Rouben Rostamian

MaplePrimes Activity


These are replies submitted by Rouben Rostamian

@mmcdara Thanks for the idea. This has helped me a lot since I have about 200+ such integrals to calculate.

@Kitonum Thanks for the solution. Actually I thought of the same thing yesterday after I had posted the question.   Mmcdara's answer is more suitable to my needs, but in the absence of that, your solution would have been also usable.

@Thomas Richard As you and Preben have noted, there were a few careless errors in the original worksheet. I have replaced it with a corrected one.

I wouldn't have noticed the typo in theta vs thata since as it happens, the thata was in a conditional branch which is not reached. Thanks to you, and to maplemint, for pointing it out.

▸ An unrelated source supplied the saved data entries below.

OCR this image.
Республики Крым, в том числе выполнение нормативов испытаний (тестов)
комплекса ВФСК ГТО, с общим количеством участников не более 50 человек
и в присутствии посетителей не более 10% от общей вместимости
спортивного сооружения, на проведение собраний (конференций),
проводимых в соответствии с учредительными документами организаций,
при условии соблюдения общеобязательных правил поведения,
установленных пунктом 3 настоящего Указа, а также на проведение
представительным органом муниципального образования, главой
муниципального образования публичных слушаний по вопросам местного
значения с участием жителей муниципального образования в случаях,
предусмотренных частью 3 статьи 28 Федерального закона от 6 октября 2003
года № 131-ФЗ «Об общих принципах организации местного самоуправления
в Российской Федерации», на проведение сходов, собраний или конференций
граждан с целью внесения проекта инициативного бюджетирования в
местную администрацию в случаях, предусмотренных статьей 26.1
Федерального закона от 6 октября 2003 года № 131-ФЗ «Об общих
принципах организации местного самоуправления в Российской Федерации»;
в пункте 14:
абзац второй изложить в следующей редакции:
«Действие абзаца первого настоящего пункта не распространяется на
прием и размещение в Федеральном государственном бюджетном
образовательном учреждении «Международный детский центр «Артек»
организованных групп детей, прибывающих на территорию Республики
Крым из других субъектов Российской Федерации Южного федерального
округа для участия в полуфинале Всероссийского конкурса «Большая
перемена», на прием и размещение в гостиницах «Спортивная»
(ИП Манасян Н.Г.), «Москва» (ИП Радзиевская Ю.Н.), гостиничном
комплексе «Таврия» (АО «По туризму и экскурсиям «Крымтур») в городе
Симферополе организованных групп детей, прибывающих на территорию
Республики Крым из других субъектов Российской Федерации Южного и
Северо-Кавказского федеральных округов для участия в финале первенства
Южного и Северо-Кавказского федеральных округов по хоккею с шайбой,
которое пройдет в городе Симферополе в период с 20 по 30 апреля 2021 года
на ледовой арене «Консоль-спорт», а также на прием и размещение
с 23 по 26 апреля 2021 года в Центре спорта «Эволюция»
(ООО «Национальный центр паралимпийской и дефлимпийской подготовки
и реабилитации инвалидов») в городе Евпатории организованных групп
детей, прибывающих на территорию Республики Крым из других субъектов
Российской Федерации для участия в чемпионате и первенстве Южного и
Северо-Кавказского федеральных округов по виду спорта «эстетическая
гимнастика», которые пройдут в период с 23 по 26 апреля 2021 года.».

As to uses plots, plotttools, I haven't encountered issues in the past by loading plots and plottools globally and then calling their comnands from within procs. I assume the only drawback of doing it my way is that those procs are no longer self-contained / portable, but that's not a concern in this one-off application. If there are other adverse consequences, I would be interested to know.

 

 

@Preben Alsholm You are correct in both spotting the errors, and your remedies.

I made a few last minute changes to the worksheet before posting and carelessly did not verify their correctness.  I have uploaded a corrected version now.

@Carl Love Thanks for the compliments. As you have guessed, this worksheet does not present notable technical difficulties.  The one aspect that offered a bit of challenge was that the wheel's spinning is not a simple rigid rotation; its parts move relative to each other as it spins.

 

@Thomas Richard I didn't know about Maple's intsolve. That's very useful to know.  Thanks!

However, applying intsolve to the integral equation that I showed earlier, says::
Error, (in intsolve) integral equation is not linear.
That's rather odd, because the equation is obviously linear.

It will be good if you could bring this to the attention of the developers.

 

 

 

@Realeboha Maple's "diff" operator takes the traditional derivatives of integer orders. For fractional order derivatives use "fracdiff", as in

alpha := 1/2;
fracdiff(g(t), t, alpha) = g(t)*t^(1-alpha)/GAMMA(2-alpha);

This results in the integral equation

From here on you are on your own since Maple has no facilities for solving integral equations.
 

@acer When you file this, you may want to increase the font size to 64 to make it very obvious that space is being allocated for labels even if they are empty strings.

 

@acer I see why we are getting different results. In my ~/.mapleinit I have

plots:-setoptions(font=[TIMES,12], labelfont=[TIMES,16]);

If you just copy and paste that line into the worksheet that I provided, you will see that the horizontal axis gets a label of  "x".

But that line should not activate the label, should it?

 

@acer This is in a worksheet with 1D math input on Linux:

         Maple 2021.1, X86 64 LINUX, May 19 2021, Build ID 1539851

I have attached the worksheet.
 

Download mw.mw
 

 

@acer As long as you are going to submit a bug report, you might as well add this to your llist:

restart;
plots:-display(
	plot(x^2, x=-1..1),
	plot(1-x^2, x=-1..1),
labels=["",""], overrideoption=true);

According to the documentation, we would expect to see no labels in this plot, but we see that the horizontal axis is still labeled "x". 

 

@Kitonum If you increase the font size as I have done, you will see that both your examples leave large blank spaces for the non-existent labels, as I have shown in the first figure in my post. 

@emendes I know nothing about Lie derivatives, so I hope that someone else can help you with that.

@vv I have linux running on a somewhat old and slow machine. In Maple 2021.1 it takes about 30 seconds to export your graphics to EPS.  I do it by right-clicking on the graphics and selecting Export -> Encapsulated Postscript. That produces the expected result.  The file size is about 15MB.

I had never used the plottools:-exportplot command before. Doing that results in a 14MB file and I see that it has very noticeable artifacts.  Someone should submit an SCR.

As far as I can tell, both methods produce true vectorized graphics. Unlike the PDF export, these  are not rasterized images.

Maple's inability to export graphics as PDF is deplorable. Its export of 3D graphics as PDF is useless since it amounts to exporting a rasterized image in a PDF wrapping.  The fact that the exported image is embedded in a 612 x 792 pts size paper, adds insult to injury.

As you have noted, this issue has been around for many years. Perhaps with some more nagging, Maplesoft will take action to address it before this decade is out. 

Aside: Exporting to EPS works well provided that the image has no transparent objects. But that's not a fault of Maple; the EPS format is not designed to handle transparency.